Converts the input audio samples src to ENCODING_PCM_FLOAT, then stores it in the ring buffer.

Parameters
src input audio samples in AudioFormat.ENCODING_PCM_16BIT. For multi-channel input, the array is interleaved.

public void load (float[] src, int offsetInFloat, int sizeInFloat)

Stores the input audio samples src in the ring buffer.

Parameters
src input audio samples in AudioFormat.ENCODING_PCM_FLOAT. For multi-channel input, the array is interleaved.
offsetInFloat starting position in the src array
sizeInFloat the number of float values to be copied
Throws
IllegalArgumentException for incompatible audio format or incorrect input size

public void load (short[] src, int offsetInShort, int sizeInShort)
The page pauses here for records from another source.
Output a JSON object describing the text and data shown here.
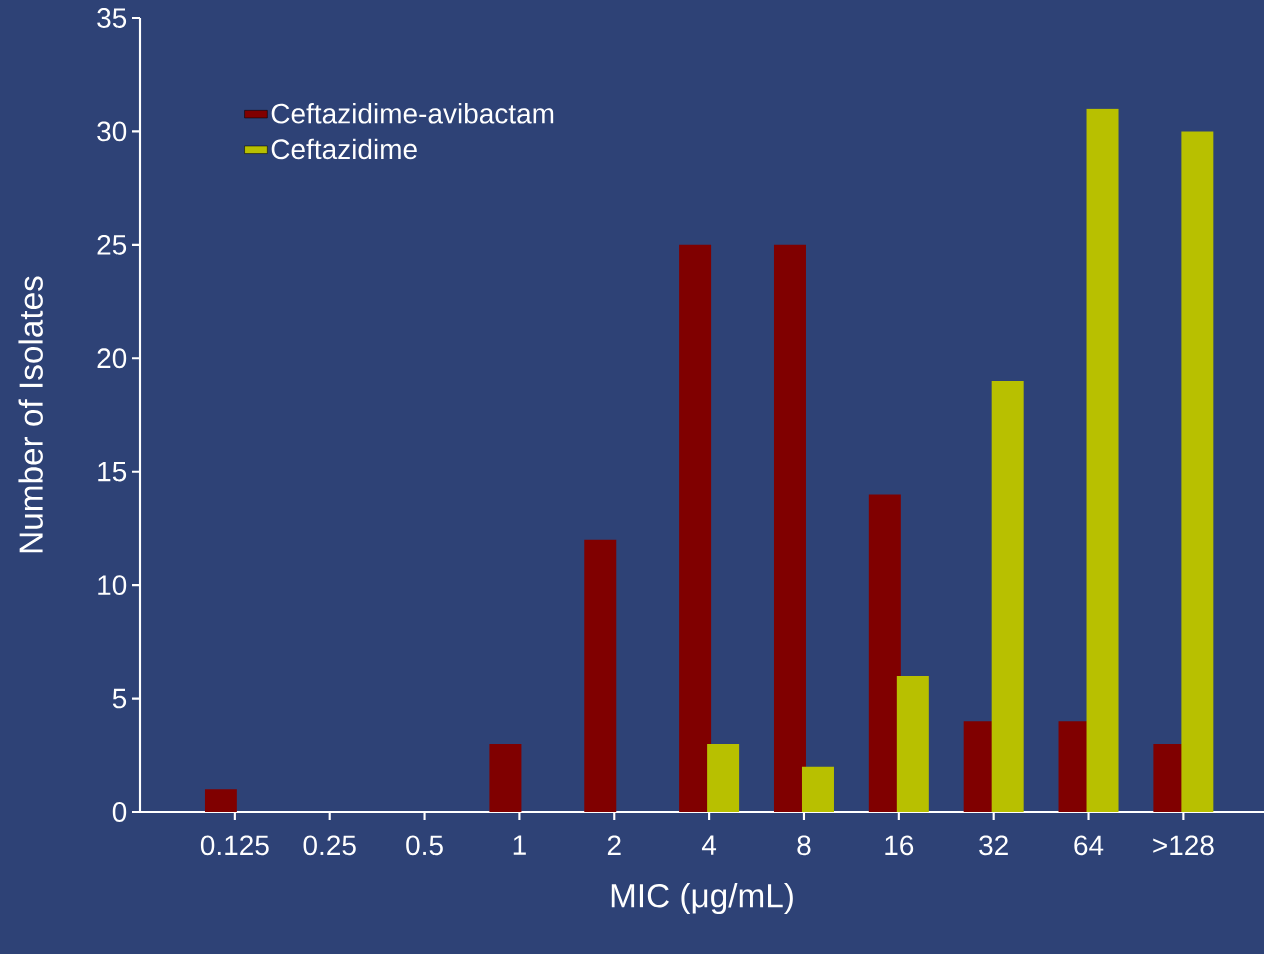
{
  "chart_data": {
    "type": "bar",
    "xlabel": "MIC (μg/mL)",
    "ylabel": "Number of Isolates",
    "categories": [
      "0.125",
      "0.25",
      "0.5",
      "1",
      "2",
      "4",
      "8",
      "16",
      "32",
      "64",
      ">128"
    ],
    "series": [
      {
        "name": "Ceftazidime-avibactam",
        "color": "#800000",
        "values": [
          1,
          0,
          0,
          3,
          12,
          25,
          25,
          14,
          4,
          4,
          3
        ]
      },
      {
        "name": "Ceftazidime",
        "color": "#b8c000",
        "values": [
          0,
          0,
          0,
          0,
          0,
          3,
          2,
          6,
          19,
          31,
          30
        ]
      }
    ],
    "ylim": [
      0,
      35
    ],
    "yticks": [
      0,
      5,
      10,
      15,
      20,
      25,
      30,
      35
    ],
    "legend": "top left",
    "grid": false
  }
}
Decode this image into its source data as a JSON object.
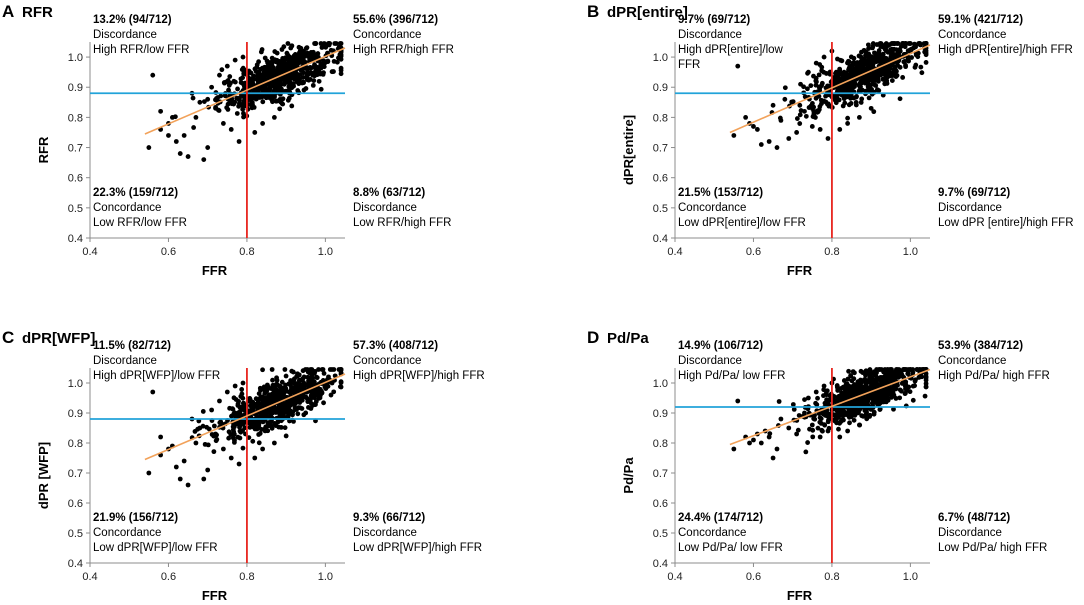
{
  "chart_data": [
    {
      "type": "scatter",
      "panel_letter": "A",
      "title": "RFR",
      "xlabel": "FFR",
      "ylabel": "RFR",
      "xlim": [
        0.4,
        1.05
      ],
      "ylim": [
        0.4,
        1.05
      ],
      "xticks": [
        "0.4",
        "0.6",
        "0.8",
        "1.0"
      ],
      "yticks": [
        "0.4",
        "0.5",
        "0.6",
        "0.7",
        "0.8",
        "0.9",
        "1.0"
      ],
      "threshold_x": 0.8,
      "threshold_y": 0.88,
      "fit_line": [
        [
          0.54,
          0.745
        ],
        [
          1.05,
          1.03
        ]
      ],
      "point_count": 712,
      "points": [
        [
          0.56,
          0.94
        ],
        [
          0.55,
          0.7
        ],
        [
          0.58,
          0.82
        ],
        [
          0.6,
          0.78
        ],
        [
          0.62,
          0.72
        ],
        [
          0.63,
          0.68
        ],
        [
          0.65,
          0.67
        ],
        [
          0.66,
          0.88
        ],
        [
          0.64,
          0.74
        ],
        [
          0.67,
          0.8
        ],
        [
          0.69,
          0.66
        ],
        [
          0.7,
          0.7
        ],
        [
          0.72,
          0.83
        ],
        [
          0.74,
          0.78
        ],
        [
          0.76,
          0.76
        ],
        [
          0.78,
          0.72
        ],
        [
          0.71,
          0.9
        ],
        [
          0.73,
          0.94
        ],
        [
          0.75,
          0.97
        ],
        [
          0.77,
          0.99
        ],
        [
          0.79,
          1.0
        ],
        [
          0.84,
          0.78
        ],
        [
          0.87,
          0.8
        ],
        [
          0.82,
          0.75
        ],
        [
          0.58,
          0.76
        ],
        [
          0.6,
          0.74
        ],
        [
          0.61,
          0.8
        ],
        [
          0.68,
          0.85
        ],
        [
          0.7,
          0.86
        ]
      ],
      "quadrants": {
        "top_left": {
          "stat": "13.2% (94/712)",
          "kind": "Discordance",
          "desc": "High RFR/low FFR"
        },
        "top_right": {
          "stat": "55.6% (396/712)",
          "kind": "Concordance",
          "desc": "High RFR/high FFR"
        },
        "bottom_left": {
          "stat": "22.3% (159/712)",
          "kind": "Concordance",
          "desc": "Low RFR/low FFR"
        },
        "bottom_right": {
          "stat": "8.8% (63/712)",
          "kind": "Discordance",
          "desc": "Low RFR/high FFR"
        }
      }
    },
    {
      "type": "scatter",
      "panel_letter": "B",
      "title": "dPR[entire]",
      "xlabel": "FFR",
      "ylabel": "dPR[entire]",
      "xlim": [
        0.4,
        1.05
      ],
      "ylim": [
        0.4,
        1.05
      ],
      "xticks": [
        "0.4",
        "0.6",
        "0.8",
        "1.0"
      ],
      "yticks": [
        "0.4",
        "0.5",
        "0.6",
        "0.7",
        "0.8",
        "0.9",
        "1.0"
      ],
      "threshold_x": 0.8,
      "threshold_y": 0.88,
      "fit_line": [
        [
          0.54,
          0.75
        ],
        [
          1.05,
          1.04
        ]
      ],
      "point_count": 712,
      "points": [
        [
          0.56,
          0.97
        ],
        [
          0.55,
          0.74
        ],
        [
          0.58,
          0.8
        ],
        [
          0.6,
          0.77
        ],
        [
          0.62,
          0.71
        ],
        [
          0.64,
          0.72
        ],
        [
          0.66,
          0.7
        ],
        [
          0.65,
          0.84
        ],
        [
          0.67,
          0.79
        ],
        [
          0.69,
          0.73
        ],
        [
          0.71,
          0.75
        ],
        [
          0.73,
          0.82
        ],
        [
          0.75,
          0.77
        ],
        [
          0.77,
          0.76
        ],
        [
          0.79,
          0.73
        ],
        [
          0.72,
          0.91
        ],
        [
          0.74,
          0.95
        ],
        [
          0.76,
          0.98
        ],
        [
          0.78,
          1.0
        ],
        [
          0.8,
          1.02
        ],
        [
          0.84,
          0.78
        ],
        [
          0.87,
          0.8
        ],
        [
          0.9,
          0.83
        ],
        [
          0.82,
          0.76
        ],
        [
          0.59,
          0.78
        ],
        [
          0.61,
          0.76
        ],
        [
          0.68,
          0.86
        ]
      ],
      "quadrants": {
        "top_left": {
          "stat": "9.7% (69/712)",
          "kind": "Discordance",
          "desc": "High dPR[entire]/low",
          "desc2": "FFR"
        },
        "top_right": {
          "stat": "59.1% (421/712)",
          "kind": "Concordance",
          "desc": "High dPR[entire]/high FFR"
        },
        "bottom_left": {
          "stat": "21.5% (153/712)",
          "kind": "Concordance",
          "desc": "Low dPR[entire]/low FFR"
        },
        "bottom_right": {
          "stat": "9.7% (69/712)",
          "kind": "Discordance",
          "desc": "Low dPR [entire]/high FFR"
        }
      }
    },
    {
      "type": "scatter",
      "panel_letter": "C",
      "title": "dPR[WFP]",
      "xlabel": "FFR",
      "ylabel": "dPR [WFP]",
      "xlim": [
        0.4,
        1.05
      ],
      "ylim": [
        0.4,
        1.05
      ],
      "xticks": [
        "0.4",
        "0.6",
        "0.8",
        "1.0"
      ],
      "yticks": [
        "0.4",
        "0.5",
        "0.6",
        "0.7",
        "0.8",
        "0.9",
        "1.0"
      ],
      "threshold_x": 0.8,
      "threshold_y": 0.88,
      "fit_line": [
        [
          0.54,
          0.745
        ],
        [
          1.05,
          1.03
        ]
      ],
      "point_count": 712,
      "points": [
        [
          0.56,
          0.97
        ],
        [
          0.55,
          0.7
        ],
        [
          0.58,
          0.82
        ],
        [
          0.6,
          0.78
        ],
        [
          0.62,
          0.72
        ],
        [
          0.63,
          0.68
        ],
        [
          0.65,
          0.66
        ],
        [
          0.66,
          0.88
        ],
        [
          0.64,
          0.74
        ],
        [
          0.67,
          0.8
        ],
        [
          0.69,
          0.68
        ],
        [
          0.7,
          0.71
        ],
        [
          0.72,
          0.83
        ],
        [
          0.74,
          0.78
        ],
        [
          0.76,
          0.75
        ],
        [
          0.78,
          0.73
        ],
        [
          0.71,
          0.91
        ],
        [
          0.73,
          0.94
        ],
        [
          0.75,
          0.97
        ],
        [
          0.77,
          0.99
        ],
        [
          0.79,
          1.0
        ],
        [
          0.84,
          0.78
        ],
        [
          0.87,
          0.8
        ],
        [
          0.82,
          0.75
        ],
        [
          0.58,
          0.76
        ],
        [
          0.61,
          0.79
        ],
        [
          0.68,
          0.85
        ]
      ],
      "quadrants": {
        "top_left": {
          "stat": "11.5% (82/712)",
          "kind": "Discordance",
          "desc": "High dPR[WFP]/low FFR"
        },
        "top_right": {
          "stat": "57.3% (408/712)",
          "kind": "Concordance",
          "desc": "High dPR[WFP]/high FFR"
        },
        "bottom_left": {
          "stat": "21.9% (156/712)",
          "kind": "Concordance",
          "desc": "Low dPR[WFP]/low FFR"
        },
        "bottom_right": {
          "stat": "9.3% (66/712)",
          "kind": "Discordance",
          "desc": "Low dPR[WFP]/high FFR"
        }
      }
    },
    {
      "type": "scatter",
      "panel_letter": "D",
      "title": "Pd/Pa",
      "xlabel": "FFR",
      "ylabel": "Pd/Pa",
      "xlim": [
        0.4,
        1.05
      ],
      "ylim": [
        0.4,
        1.05
      ],
      "xticks": [
        "0.4",
        "0.6",
        "0.8",
        "1.0"
      ],
      "yticks": [
        "0.4",
        "0.5",
        "0.6",
        "0.7",
        "0.8",
        "0.9",
        "1.0"
      ],
      "threshold_x": 0.8,
      "threshold_y": 0.92,
      "fit_line": [
        [
          0.54,
          0.795
        ],
        [
          1.05,
          1.045
        ]
      ],
      "point_count": 712,
      "points": [
        [
          0.56,
          0.94
        ],
        [
          0.55,
          0.78
        ],
        [
          0.58,
          0.82
        ],
        [
          0.6,
          0.81
        ],
        [
          0.62,
          0.8
        ],
        [
          0.63,
          0.84
        ],
        [
          0.65,
          0.75
        ],
        [
          0.66,
          0.78
        ],
        [
          0.67,
          0.88
        ],
        [
          0.69,
          0.85
        ],
        [
          0.71,
          0.83
        ],
        [
          0.73,
          0.9
        ],
        [
          0.75,
          0.86
        ],
        [
          0.77,
          0.82
        ],
        [
          0.79,
          0.84
        ],
        [
          0.74,
          0.95
        ],
        [
          0.76,
          0.97
        ],
        [
          0.78,
          0.99
        ],
        [
          0.8,
          1.0
        ],
        [
          0.84,
          0.84
        ],
        [
          0.87,
          0.86
        ],
        [
          0.82,
          0.82
        ],
        [
          0.59,
          0.8
        ],
        [
          0.61,
          0.83
        ],
        [
          0.64,
          0.82
        ]
      ],
      "quadrants": {
        "top_left": {
          "stat": "14.9% (106/712)",
          "kind": "Discordance",
          "desc": "High Pd/Pa/ low FFR"
        },
        "top_right": {
          "stat": "53.9% (384/712)",
          "kind": "Concordance",
          "desc": "High Pd/Pa/ high FFR"
        },
        "bottom_left": {
          "stat": "24.4% (174/712)",
          "kind": "Concordance",
          "desc": "Low Pd/Pa/ low FFR"
        },
        "bottom_right": {
          "stat": "6.7% (48/712)",
          "kind": "Discordance",
          "desc": "Low Pd/Pa/ high FFR"
        }
      }
    }
  ],
  "colors": {
    "threshold_x_line": "#e8261f",
    "threshold_y_line": "#22a3d9",
    "fit_line": "#f2a25a",
    "points": "#000000",
    "axis": "#8c8c8c"
  }
}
Converts the input audio samples src to ENCODING_PCM_FLOAT, then stores it in the ring buffer.

Parameters
src input audio samples in AudioFormat.ENCODING_PCM_16BIT. For multi-channel input, the array is interleaved.
offsetInShort starting position in the src array
sizeInShort the number of short values to be copied
Throws
IllegalArgumentException if the source array can't be copied

public int load (AudioRecord record)

Loads latest data from the AudioRecord in a non-blocking way. Only supporting ENCODING_PCM_16BIT and ENCODING_PCM_FLOAT.

Parameters
record an instance of AudioRecord
Returns
  • number of captured audio values whose size is channelCount * sampleCount. If there was no new data in the AudioRecord or an error occurred, this method will return 0.
Throws
IllegalArgumentException for unsupported audio encoding format
IllegalStateException if reading from AudioRecord failed

public void load (float[] src)

Stores the input audio samples src in the ring buffer.

Parameters
src input audio samples in AudioFormat.ENCODING_PCM_FLOAT. For multi-channel input, the array is interleaved.